The title phrase was made popular by Adam Savage of MythBusters fame (pictured to the right… the bunny is made of C4). However it is also motto to live by when designing and deploying services to run on a Cloud platform. We of course do not accept failure of our service but instead must insure our service stays despite failure of the Cloud it is hosted on. For the Cloud platform, failure is not a question of ‘if’ but ‘when’

But what about SLAs?

SLA (Service Level Agreement) is a legal agreement where the Cloud provider agrees to reimburse you a percentage of what you paid them if the Cloud fails to meet performance and availability criteria. So what? Will this compensate you for the loss of business you incur from an outage in your service? Let’s instead embrace failure, and design to overcome it.

Be Redundant

Be Redundant. If you have a single point of failure, then you are not redundant. For example on April 21, 2011 AWS (Amazon Web Services) had a major outage of their EC2 (cloud servers) and RDS (cloud database) systems. But look!

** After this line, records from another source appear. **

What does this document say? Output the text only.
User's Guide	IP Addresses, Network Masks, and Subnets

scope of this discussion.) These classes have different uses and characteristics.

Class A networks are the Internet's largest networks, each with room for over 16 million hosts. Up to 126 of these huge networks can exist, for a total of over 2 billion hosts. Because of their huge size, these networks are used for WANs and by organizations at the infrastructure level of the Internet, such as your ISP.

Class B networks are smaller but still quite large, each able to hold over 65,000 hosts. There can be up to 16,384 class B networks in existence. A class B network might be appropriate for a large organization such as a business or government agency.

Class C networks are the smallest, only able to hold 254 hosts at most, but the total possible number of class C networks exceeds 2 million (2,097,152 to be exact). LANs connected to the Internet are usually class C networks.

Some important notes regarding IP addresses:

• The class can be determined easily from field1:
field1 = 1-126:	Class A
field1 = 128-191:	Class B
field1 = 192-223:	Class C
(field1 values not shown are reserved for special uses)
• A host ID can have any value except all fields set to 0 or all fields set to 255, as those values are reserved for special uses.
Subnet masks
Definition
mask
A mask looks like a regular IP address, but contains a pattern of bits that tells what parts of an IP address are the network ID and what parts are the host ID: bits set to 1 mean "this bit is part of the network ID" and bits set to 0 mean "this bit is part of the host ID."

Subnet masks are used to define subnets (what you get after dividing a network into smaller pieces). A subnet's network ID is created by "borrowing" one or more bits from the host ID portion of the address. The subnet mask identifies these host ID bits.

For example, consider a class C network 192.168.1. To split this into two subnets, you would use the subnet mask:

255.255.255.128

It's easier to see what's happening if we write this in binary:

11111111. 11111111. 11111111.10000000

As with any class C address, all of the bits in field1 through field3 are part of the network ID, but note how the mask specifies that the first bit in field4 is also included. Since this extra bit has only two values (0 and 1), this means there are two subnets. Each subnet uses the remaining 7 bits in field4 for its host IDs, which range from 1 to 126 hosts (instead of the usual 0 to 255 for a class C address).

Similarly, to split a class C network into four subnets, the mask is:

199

While Virginia and other regions were down, not everywhere was down. If you took Amazon’s advice to deploy your service to two or more AZs (Availability Zones) you could still be running. I say could, because while Amazon’s guarantee is that failure will be limited to a single AZ, but in this case the failure actually spanned two. So the rewards go the cautious, like SmugMug, who deploy their service to three AZs and was “…minimally impacted, and all major services remained online during the AWS outage”

This of course works best when your services are stateless, but then what about your (necessarily stateful) data stores in the cloud? You have essentially two choices:

Do not use a relational database. For example NoSQL is a class of databases that are very adept at horizontal partitioning (that is having your data distributed across multiple servers). If you can tolerate eventual consistency across these partitions, which means that in the case of failure of one partition, there is a possibility of loss of data, then this is your solution.
Use a relational database if you need immediate consistency. If so, you’ll want to use one such as SQL Azure which supports sharding, which takes care of the horizontal partitioning data across multiple servers for you.

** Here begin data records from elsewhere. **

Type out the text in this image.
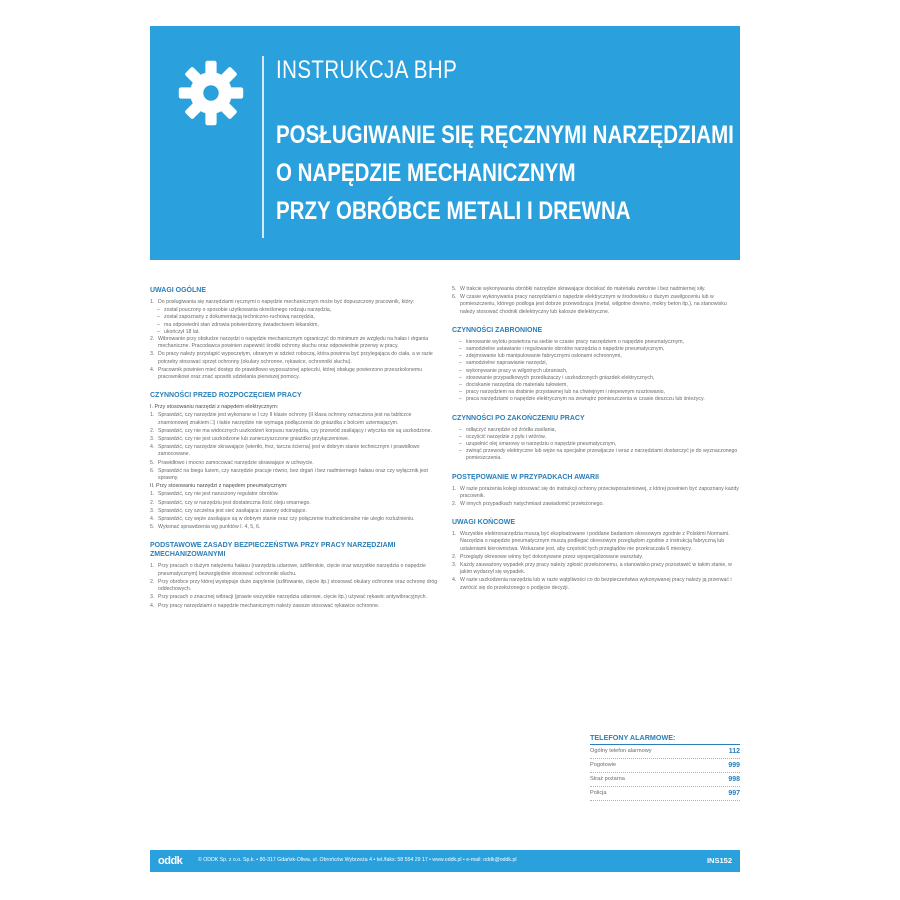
INSTRUKCJA BHP
POSŁUGIWANIE SIĘ RĘCZNYMI NARZĘDZIAMI
O NAPĘDZIE MECHANICZNYM
PRZY OBRÓBCE METALI I DREWNA
UWAGI OGÓLNE
1. Do posługiwania się narzędziami ręcznymi o napędzie mechanicznym może być dopuszczony pracownik, który:
– został pouczony o sposobie użytkowania określonego rodzaju narzędzia,
– został zapoznany z dokumentacją techniczno-ruchową narzędzia,
– ma odpowiedni stan zdrowia potwierdzony świadectwem lekarskim,
– ukończył 18 lat.
2. Wibrowanie przy obsłudze narzędzi o napędzie mechanicznym ograniczyć do minimum ze względu na hałas i drgania mechaniczne. Pracodawca powinien zapewnić środki ochrony słuchu oraz odpowiednie przerwy w pracy.
3. Do pracy należy przystąpić wypoczętym, ubranym w odzież roboczą, która powinna być przylegająca do ciała, a w razie potrzeby stosować sprzęt ochronny (okulary ochronne, rękawice, ochronniki słuchu).
4. Pracownik powinien mieć dostęp do prawidłowo wyposażonej apteczki, której obsługę powierzono przeszkolonemu pracownikowi oraz znać sposób udzielania pierwszej pomocy.
CZYNNOŚCI PRZED ROZPOCZĘCIEM PRACY
I. Przy stosowaniu narzędzi z napędem elektrycznym:
1. Sprawdzić, czy narzędzie jest wykonane w I czy II klasie ochrony (II klasa ochrony oznaczona jest na tabliczce znamionowej znakiem □) i takie narzędzie nie wymaga podłączenia do gniazdka z bolcem uziemiającym.
2. Sprawdzić, czy nie ma widocznych uszkodzeń korpusu narzędzia, czy przewód zasilający i wtyczka nie są uszkodzone.
3. Sprawdzić, czy nie jest uszkodzone lub zanieczyszczone gniazdko przyłączeniowe.
4. Sprawdzić, czy narzędzie skrawające (wiertło, frez, tarcza ścierna) jest w dobrym stanie technicznym i prawidłowo zamocowane.
5. Prawidłowo i mocno zamocować narzędzie skrawające w uchwycie.
6. Sprawdzić na biegu luzem, czy narzędzie pracuje równo, bez drgań i bez nadmiernego hałasu oraz czy wyłącznik jest sprawny.
II. Przy stosowaniu narzędzi z napędem pneumatycznym:
1. Sprawdzić, czy nie jest naruszony regulator obrotów.
2. Sprawdzić, czy w narzędziu jest dostateczna ilość oleju smarnego.
3. Sprawdzić, czy szczelna jest sieć zasilająca i zawory odcinające.
4. Sprawdzić, czy węże zasilające są w dobrym stanie oraz czy połączenie trudnościeralne nie uległo rozluźnieniu.
5. Wykonać sprawdzenia wg punktów I. 4, 5, 6.
PODSTAWOWE ZASADY BEZPIECZEŃSTWA PRZY PRACY NARZĘDZIAMI ZMECHANIZOWANYMI
1. Przy pracach o dużym natężeniu hałasu (narzędzia udarowe, szlifierskie, cięcie oraz wszystkie narzędzia o napędzie pneumatycznym) bezwzględnie stosować ochronniki słuchu.
2. Przy obróbce przy której występuje duże zapylenie (szlifowanie, cięcie itp.) stosować okulary ochronne oraz ochronę dróg oddechowych.
3. Przy pracach o znacznej wibracji (prawie wszystkie narzędzia udarowe, cięcie itp.) używać rękawic antywibracyjnych.
4. Przy pracy narzędziami o napędzie mechanicznym należy zawsze stosować rękawice ochronne.
5. W trakcie wykonywania obróbki narzędzie skrawające dociskać do materiału zwrotnie i bez nadmiernej siły.
6. W czasie wykonywania pracy narzędziami o napędzie elektrycznym w środowisku o dużym zawilgoceniu lub w pomieszczeniu, którego podłoga jest dobrze przewodząca (metal, wilgotne drewno, mokry beton itp.), na stanowisku należy stosować chodnik dielektryczny lub kalosze dielektryczne.
CZYNNOŚCI ZABRONIONE
– kierowanie wylotu powietrza na siebie w czasie pracy narzędziem o napędzie pneumatycznym,
– samodzielne ustawianie i regulowanie obrotów narzędzia o napędzie pneumatycznym,
– zdejmowanie lub manipulowanie fabrycznymi osłonami ochronnymi,
– samodzielne naprawianie narzędzi,
– wykonywanie pracy w wilgotnych ubraniach,
– stosowanie przypadkowych przedłużaczy i uszkodzonych gniazdek elektrycznych,
– dociskanie narzędzia do materiału tułowiem,
– pracy narzędziem na drabinie przystawnej lub na chwiejnym i niepewnym rusztowaniu,
– praca narzędziami o napędzie elektrycznym na zewnątrz pomieszczenia w czasie deszczu lub śnieżycy.
CZYNNOŚCI PO ZAKOŃCZENIU PRACY
– odłączyć narzędzie od źródła zasilania,
– oczyścić narzędzie z pyłu i wiórów,
– uzupełnić olej smarowy w narzędziu o napędzie pneumatycznym,
– zwinąć przewody elektryczne lub węże na specjalne przewijacze i wraz z narzędziami dostarczyć je do wyznaczonego pomieszczenia.
POSTĘPOWANIE W PRZYPADKACH AWARII
1. W razie porażenia kolegi stosować się do instrukcji ochrony przeciwporażeniowej, z której powinien być zapoznany każdy pracownik.
2. W innych przypadkach natychmiast zawiadomić przełożonego.
UWAGI KOŃCOWE
1. Wszystkie elektronarzędzia muszą być eksploatowane i poddane badaniom okresowym zgodnie z Polskimi Normami. Narzędzia o napędzie pneumatycznym muszą podlegać okresowym przeglądom zgodnie z instrukcją fabryczną lub ustaleniami kierownictwa. Wskazane jest, aby częstość tych przeglądów nie przekraczała 6 miesięcy.
2. Przeglądy okresowe winny być dokonywane przez wyspecjalizowane warsztaty.
3. Każdy zauważony wypadek przy pracy należy zgłosić przełożonemu, a stanowisko pracy pozostawić w takim stanie, w jakim wydarzył się wypadek.
4. W razie uszkodzenia narzędzia lub w razie wątpliwości co do bezpieczeństwa wykonywanej pracy należy ją przerwać i zwrócić się do przełożonego o podjęcie decyzji.
TELEFONY ALARMOWE:
Ogólny telefon alarmowy	112
Pogotowie	999
Straż pożarna	998
Policja	997
oddk	© ODDK Sp. z o.o. Sp.k. • 80-317 Gdańsk-Oliwa, ul. Obrońców Wybrzeża 4 • tel./faks: 58 554 29 17 • www.oddk.pl • e-mail: oddk@oddk.pl	INS152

Of course you can also attempt to roll your own hot-backup system, since most cloud platforms allow you to spin up servers and copy data easily. But this seems more appropriate for a disaster recover scenario, than a business continuity one.

Fail Fast

Design your services to tolerate variance in responsiveness at any level of the stack. Cotenancy means you cannot control what others are doing with your underlying shared resources in the cloud. Therefore VoIP provider Twilio puts is succinctlym to succeed you need to:

1. Make a request, if that request returns a transient error or doesn’t return within a short period of time (the meaning of short depends on your application).
2. Retry the request to another instance of the service
3. Keep retrying within the tolerance of the upstream service.

The consequences of not doing this are slow latencies and lock-ups exposed to your end users.

…and Recover

One of the advantages of the cloud is that it is easy to spin up and deploy new instances of your service. SmugMug proudly exclaims:

Any of our instances, or any group of instances in an AZ, can be “shot in the head” and our system will recover

By which they mean services are stateless and individual server instances are disposable and replaceable. When one dies, simply re-spawn!

Do Something

Even when all else fails, and your system is unable to respond to a request despite all of your design for failure, you must still respond. Netflix embraces this philosophy.

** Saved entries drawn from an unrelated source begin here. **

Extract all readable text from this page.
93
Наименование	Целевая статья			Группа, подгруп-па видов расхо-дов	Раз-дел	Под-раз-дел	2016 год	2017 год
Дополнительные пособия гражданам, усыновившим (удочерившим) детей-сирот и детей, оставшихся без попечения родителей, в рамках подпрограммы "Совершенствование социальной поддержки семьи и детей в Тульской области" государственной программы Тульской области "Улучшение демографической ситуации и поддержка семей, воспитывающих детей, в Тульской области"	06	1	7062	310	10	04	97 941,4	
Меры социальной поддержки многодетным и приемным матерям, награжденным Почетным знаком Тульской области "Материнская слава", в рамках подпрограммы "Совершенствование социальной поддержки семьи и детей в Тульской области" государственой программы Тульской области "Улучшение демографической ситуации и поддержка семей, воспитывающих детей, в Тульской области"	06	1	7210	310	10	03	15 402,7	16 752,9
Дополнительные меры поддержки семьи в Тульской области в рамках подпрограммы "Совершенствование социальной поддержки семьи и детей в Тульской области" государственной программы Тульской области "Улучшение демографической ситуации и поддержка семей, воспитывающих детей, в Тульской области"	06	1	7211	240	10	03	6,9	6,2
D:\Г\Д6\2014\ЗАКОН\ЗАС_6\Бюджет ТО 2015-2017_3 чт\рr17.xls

Each system has to be able to succeed, no matter what, even all on its own.[…] If our recommendations system is down, we degrade the quality of our responses to our customers, but we still respond. We’ll show popular titles instead of personalized picks. If our search system is intolerably slow, streaming should still work perfectly fine.

Test

Oh yeah, this is a testing blog, right? :-)

Continuing with our friends from Netflix, they employee two excellent test strategies for Cloud services:

Netflix Tests in Production (yay!) by employing a set of scripts called Chaos Monkey, to randomly disable service instances in their production AWS deployment. This is Destructive Testing. This is Fault Injection on steroids. This is smart since you know there will be failures, better to understand what your system will do on your terms than on the upcoming catastrophe’s.
Netflix also tests with full (or near full) scale AWS deployments of their services. The elasticity of the cloud means you can easily spin this up and then divert a copy of customer traffic to it, shadowing your production systems while you learn and investigate on the test system.

Communicate

And while the Cloud Provider has an obligation to keep you updated on the status of the underlying Cloud. You too have a responsibility to the users of your service. SmugMug considers part of their success at surviving the AWS outage was customer communication and incident management:

We updated our own status board, and then I tried to work around the problem…. 5 minutes [later] we were back in business

In Conclusion

The Cloud offers powerful capabilities and cost savings to service providers. If you want to tap into these, and maintain a reliable and fault tolerant service, then Design for Failure.